L’insertion professionnelle des jeunes actifs est en panne. Près de 25 % d’entre eux sont au chômage, et ceux qui ont un emploi naviguent entre CDD, intérim et conditions précaires.

Malgré tous les discours sur l’importance de la jeunesse, la priorité à l’apprentissage etc, les stages mal payés, mal considérés, se sont développés jusqu’à cannibaliser l’emploi et précariser les conditions de travail de toute la population.

Mon action

Avec Génération-Précaire, depuis 2005, nous avons oeuvré à l’encadrement des stages, qui à l’époque échappaient complètement au droit du travail. Même la rémunération était facultative !

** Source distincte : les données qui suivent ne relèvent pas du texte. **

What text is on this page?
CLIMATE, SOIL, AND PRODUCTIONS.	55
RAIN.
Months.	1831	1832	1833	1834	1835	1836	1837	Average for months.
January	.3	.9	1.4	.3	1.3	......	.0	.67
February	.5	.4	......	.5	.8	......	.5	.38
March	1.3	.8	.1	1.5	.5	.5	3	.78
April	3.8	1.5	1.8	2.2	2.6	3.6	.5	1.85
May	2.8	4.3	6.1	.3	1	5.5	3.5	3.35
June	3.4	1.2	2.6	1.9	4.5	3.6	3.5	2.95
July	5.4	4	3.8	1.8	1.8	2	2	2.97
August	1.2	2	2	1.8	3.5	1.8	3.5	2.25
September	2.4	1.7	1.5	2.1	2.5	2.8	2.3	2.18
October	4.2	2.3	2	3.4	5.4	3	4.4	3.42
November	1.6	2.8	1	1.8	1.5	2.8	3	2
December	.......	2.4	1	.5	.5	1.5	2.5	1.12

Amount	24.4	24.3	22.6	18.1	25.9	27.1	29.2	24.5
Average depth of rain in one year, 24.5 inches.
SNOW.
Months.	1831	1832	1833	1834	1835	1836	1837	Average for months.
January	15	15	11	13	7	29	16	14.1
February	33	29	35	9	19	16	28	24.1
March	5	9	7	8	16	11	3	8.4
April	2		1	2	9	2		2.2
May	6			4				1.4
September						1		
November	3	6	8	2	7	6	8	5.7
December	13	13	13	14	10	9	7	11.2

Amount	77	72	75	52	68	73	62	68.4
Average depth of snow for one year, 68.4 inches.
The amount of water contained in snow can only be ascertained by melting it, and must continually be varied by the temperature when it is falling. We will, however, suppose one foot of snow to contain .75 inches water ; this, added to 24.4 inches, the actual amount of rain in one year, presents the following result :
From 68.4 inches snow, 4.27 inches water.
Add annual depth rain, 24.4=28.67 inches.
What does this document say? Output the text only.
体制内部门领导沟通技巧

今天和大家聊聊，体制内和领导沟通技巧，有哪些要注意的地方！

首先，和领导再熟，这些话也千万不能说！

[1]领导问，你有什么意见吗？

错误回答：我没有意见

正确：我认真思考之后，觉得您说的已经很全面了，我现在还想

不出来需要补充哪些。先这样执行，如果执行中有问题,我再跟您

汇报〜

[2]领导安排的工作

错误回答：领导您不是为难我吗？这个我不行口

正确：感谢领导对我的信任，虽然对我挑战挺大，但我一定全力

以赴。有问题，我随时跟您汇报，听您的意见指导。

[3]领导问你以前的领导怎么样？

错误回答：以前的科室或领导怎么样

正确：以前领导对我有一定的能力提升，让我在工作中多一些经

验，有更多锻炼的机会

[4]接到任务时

A force de happenings et de coups d’éclat, de mobilisations pacifistes et de propositions, nous avons obtenu plusieurs lois successives pour encadrer les stages : même si elle est insuffisante, la rémunération est aujourd’hui obligatoire pour les stages de plus de deux mois et a progressé ces dernières années. Les stages sont limités à 6 mois et mieux encadrés.

Les verrous

Beaucoup reste à faire pour corriger l’anomalie des stages. Mais dès qu’il s’agit d’imposer quoique ce soit aux grands groupes, la volonté politique s'essouffle. Je me souviens encore de ces membres de cabinets ministériels qui m’expliquaient qu’on ne pouvait pas rémunérer un stagiaire 30 % du SMIC “sous peine de pénaliser les grandes entreprises” !

A l’Assemblée

Il faut pour cela imposer des règles aux entreprises et organiser la refonte complète de l’insertion professionnelle avec une fusion des dispositifs stages, apprentissage et alternance.

Il faut également assurer une véritable protection sociale universelle pour tous les statuts “dérogatoires” au CDI et au salariat qui se multiplient : auto-entrepreneurs, stages, intérim, faux indépendants type Uber et victimes du fiasco que représente le Régime Social des Indépendants…

En parallèle, le revenu universel doit être mis en place, à commencer par les 18-25 ans qui sont aujourd’hui exclus des filets sociaux type RMI-RSA et laissés à la misère et l’exclusion.